Friday, November 30, 2007

STASIS (EDITORIAL PDI 11/27/07)



EDITORIAL
Stasis

Inquirer
Last updated 09:49pm (Mla time) 11/27/2007
The president of the Catholic Bishops’ Conference of the Philippines (CBCP), Archbishop Angel Lagdameo of Jaro, has called for a “moral revolution” in the face of social ills besetting the nation. “If only to stop our country from continuing to become a ‘social volcano,’ we support the idea of a moral revolution,” he said. The statement was made amid what Lagdameo called the unremitting piling up of “social concerns and nagging issues that are crying for solution and closure.”
Lagdameo said a moral revolution is needed to ease the sociopolitical turmoil and pave the way for genuine national reconciliation. “[It’s] nothing new,” he said, “but the resolve may be.”
Perhaps that’s the problem. The call for moral revolution has been made so often by Lagdameo and his brothers in the CBCP that it has become a tired refrain, spectacular in its pulpit-fire-and-brimstone, but signifying nothing. The bishops often make calls for moral change when they have nothing new to say or they have been boxed into stasis by their own moral confusion and uncertainty. Moral revolution has become a euphemism for lack of moral will, which presupposes a lack of moral vision.
Lagdameo perhaps betrayed this lack of moral vision when, along with his call for moral conversion, he also urged government officials “to do a Zacchaeus” and give their ill-gotten possessions to the poor. While the call is Gospel-inspired, it is not morally wise; it sounds like a sly condonation of plunder. It seems to tell plunderers that it’s all right to steal from the public coffers and amass ill-gotten wealth so long as they give part of it later to the poor. Any rogue or thief might romanticize his plunder by doing a Robin Hood -- or a Zacchaeus.
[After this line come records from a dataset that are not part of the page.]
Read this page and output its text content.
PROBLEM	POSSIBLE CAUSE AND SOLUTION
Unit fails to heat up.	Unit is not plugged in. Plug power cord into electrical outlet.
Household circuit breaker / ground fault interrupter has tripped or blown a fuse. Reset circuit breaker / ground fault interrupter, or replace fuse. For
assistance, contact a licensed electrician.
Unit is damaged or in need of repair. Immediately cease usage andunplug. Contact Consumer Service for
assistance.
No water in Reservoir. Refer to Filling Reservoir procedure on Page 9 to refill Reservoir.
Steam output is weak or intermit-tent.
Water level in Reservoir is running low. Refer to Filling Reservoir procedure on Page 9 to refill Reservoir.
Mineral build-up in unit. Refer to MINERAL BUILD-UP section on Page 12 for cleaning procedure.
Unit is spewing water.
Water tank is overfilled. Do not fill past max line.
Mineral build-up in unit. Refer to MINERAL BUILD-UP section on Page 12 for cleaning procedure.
But to be fair to the CBCP president, he has also criticized the presidential pardon extended to Joseph Estrada, a convicted plunderer. “But where is restorative justice?” he asked. “Where is the justice capable of restoring harmony in social relations disrupted by the criminal act committed?”
But then his brother-bishops sang a different tune. Cebu Archbishop Ricardo Vidal welcomed the pardon. So did Nueva Vizcaya Bishop Ramon Villena and former Novaliches Bishop Teodoro Bacani. While all three cited the Church’s teaching on mercy with justice, they glossed over the fact that Estrada did not even acknowledge his sin, much less seek forgiveness.
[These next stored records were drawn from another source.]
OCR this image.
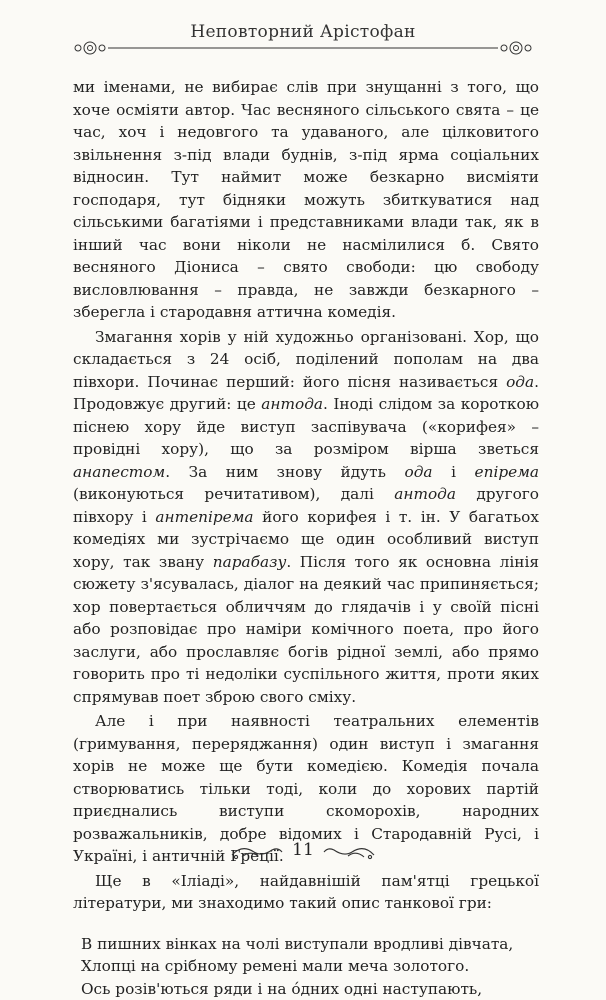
Неповторний Арістофан

ми іменами, не вибирає слів при знущанні з того, що хоче осміяти автор. Час весняного сільського свята – це час, хоч і недовгого та удаваного, але цілковитого звільнення з-під влади буднів, з-під ярма соціальних відносин. Тут наймит може безкарно висміяти господаря, тут бідняки можуть збиткуватися над сільськими багатіями і представниками влади так, як в інший час вони ніколи не насмілилися б. Свято весняного Діониса – свято свободи: цю свободу висловлювання – правда, не завжди безкарного – зберегла і стародавня аттична комедія.

Змагання хорів у ній художньо організовані. Хор, що складається з 24 осіб, поділений пополам на два півхори. Починає перший: його пісня називається ода. Продовжує другий: це антода. Іноді слідом за короткою піснею хору йде виступ заспівувача («корифея» – провідні хору), що за розміром вірша зветься анапестом. За ним знову йдуть ода і епірема (виконуються речитативом), далі антода другого півхору і антепірема його корифея і т. ін. У багатьох комедіях ми зустрічаємо ще один особливий виступ хору, так звану парабазу. Після того як основна лінія сюжету з'ясувалась, діалог на деякий час припиняється; хор повертається обличчям до глядачів і у своїй пісні або розповідає про наміри комічного поета, про його заслуги, або прославляє богів рідної землі, або прямо говорить про ті недоліки суспільного життя, проти яких спрямував поет зброю свого сміху.

Але і при наявності театральних елементів (гримування, переряджання) один виступ і змагання хорів не може ще бути комедією. Комедія почала створюватись тільки тоді, коли до хорових партій приєднались виступи скоморохів, народних розважальників, добре відомих і Стародавній Русі, і Україні, і античній Греції.

Ще в «Іліаді», найдавнішій пам'ятці грецької літератури, ми знаходимо такий опис танкової гри:

В пишних вінках на чолі виступали вродливі дівчата,
Хлопці на срібному ремені мали меча золотого.
Ось розів'ються ряди і на óдних одні наступають,
11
The striking clash of views betrays either the political expedience or moral bankruptcy of the bishops. Either way, it encapsulates what Pope Benedict XVI in another context has called the “dictatorship of relativism” that characterizes the globalizing world. More importantly, it shows the inability of bishops to provide moral guidance to a nation that is in a terrible moral muddle.
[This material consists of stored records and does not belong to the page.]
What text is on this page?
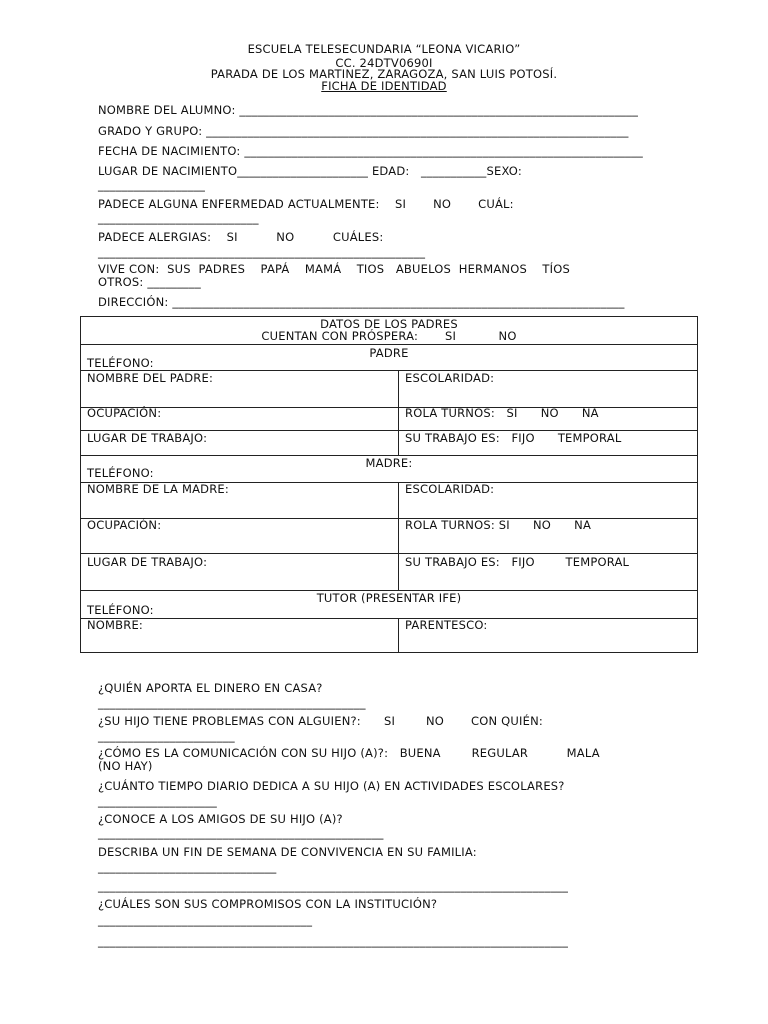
ESCUELA TELESECUNDARIA “LEONA VICARIO”
CC. 24DTV0690I
PARADA DE LOS MARTINEZ, ZARAGOZA, SAN LUIS POTOSÍ.
FICHA DE IDENTIDAD
NOMBRE DEL ALUMNO: ___________________________________________________________________
GRADO Y GRUPO: _______________________________________________________________________
FECHA DE NACIMIENTO: ___________________________________________________________________
LUGAR DE NACIMIENTO______________________ EDAD:   ___________SEXO:
__________________
PADECE ALGUNA ENFERMEDAD ACTUALMENTE:    SI       NO       CUÁL:
___________________________
PADECE ALERGIAS:    SI          NO          CUÁLES:
_______________________________________________________
VIVE CON:  SUS  PADRES    PAPÁ    MAMÁ    TIOS   ABUELOS  HERMANOS    TÍOS
OTROS: _________
DIRECCIÓN: ____________________________________________________________________________
DATOS DE LOS PADRES
CUENTAN CON PRÓSPERA:       SI           NO
PADRE
TELÉFONO:
NOMBRE DEL PADRE:	ESCOLARIDAD:
OCUPACIÓN:	ROLA TURNOS:   SI      NO      NA
LUGAR DE TRABAJO:	SU TRABAJO ES:   FIJO      TEMPORAL
MADRE:
TELÉFONO:
NOMBRE DE LA MADRE:	ESCOLARIDAD:
OCUPACIÓN:	ROLA TURNOS: SI      NO      NA
LUGAR DE TRABAJO:	SU TRABAJO ES:   FIJO        TEMPORAL
TUTOR (PRESENTAR IFE)
TELÉFONO:
NOMBRE:	PARENTESCO:
¿QUIÉN APORTA EL DINERO EN CASA?
_____________________________________________
¿SU HIJO TIENE PROBLEMAS CON ALGUIEN?:      SI        NO       CON QUIÉN:
_______________________
¿CÓMO ES LA COMUNICACIÓN CON SU HIJO (A)?:   BUENA        REGULAR          MALA
(NO HAY)
¿CUÁNTO TIEMPO DIARIO DEDICA A SU HIJO (A) EN ACTIVIDADES ESCOLARES?
____________________
¿CONOCE A LOS AMIGOS DE SU HIJO (A)?
________________________________________________
DESCRIBA UN FIN DE SEMANA DE CONVIVENCIA EN SU FAMILIA:
______________________________
_______________________________________________________________________________
¿CUÁLES SON SUS COMPROMISOS CON LA INSTITUCIÓN?
____________________________________
_______________________________________________________________________________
Part of the reason the bishops add to the moral confusion of the nation is that just about every one of them seems to have jettisoned the cardinal virtue of prudence and acquired a taste for loquaciousness, offering his opinion on just about every issue under the sun. Gone are the days when bishops would convoke a council and labor over a document or a position behind which they would stand solidly, their erudition and unity a fortress of moral conviction and power. Since the death of Jaime Cardinal Sin, the bishops have gone about their merry ways of individualism and division, leaking developments to the press in a shadow game of brinkmanship and one-upmanship, or casually shooting off their mouths before the media. Perhaps they are only being human; in their divisions, they actually constitute the Philippine Church, or what’s left of it, which in turn embodies the ugly divisions of the whole nation.
But the bishops cannot afford to be human in this manner. First, because as successors to the apostles, they have the prophetic mission to read the signs of the times and provide spiritual direction to the people. Second, as the teaching authorities of the Church, they are expected to draw from the Gospel and the social and moral teachings of the Church to provide moral direction to the people. And third, because the Philippine Church, through the bishops, remains the linchpin of the nation, holding it together. If the nation is in a moral drift, it is in a large way because of the Church. If the social volcano explodes, it is because the Church has come unhinged.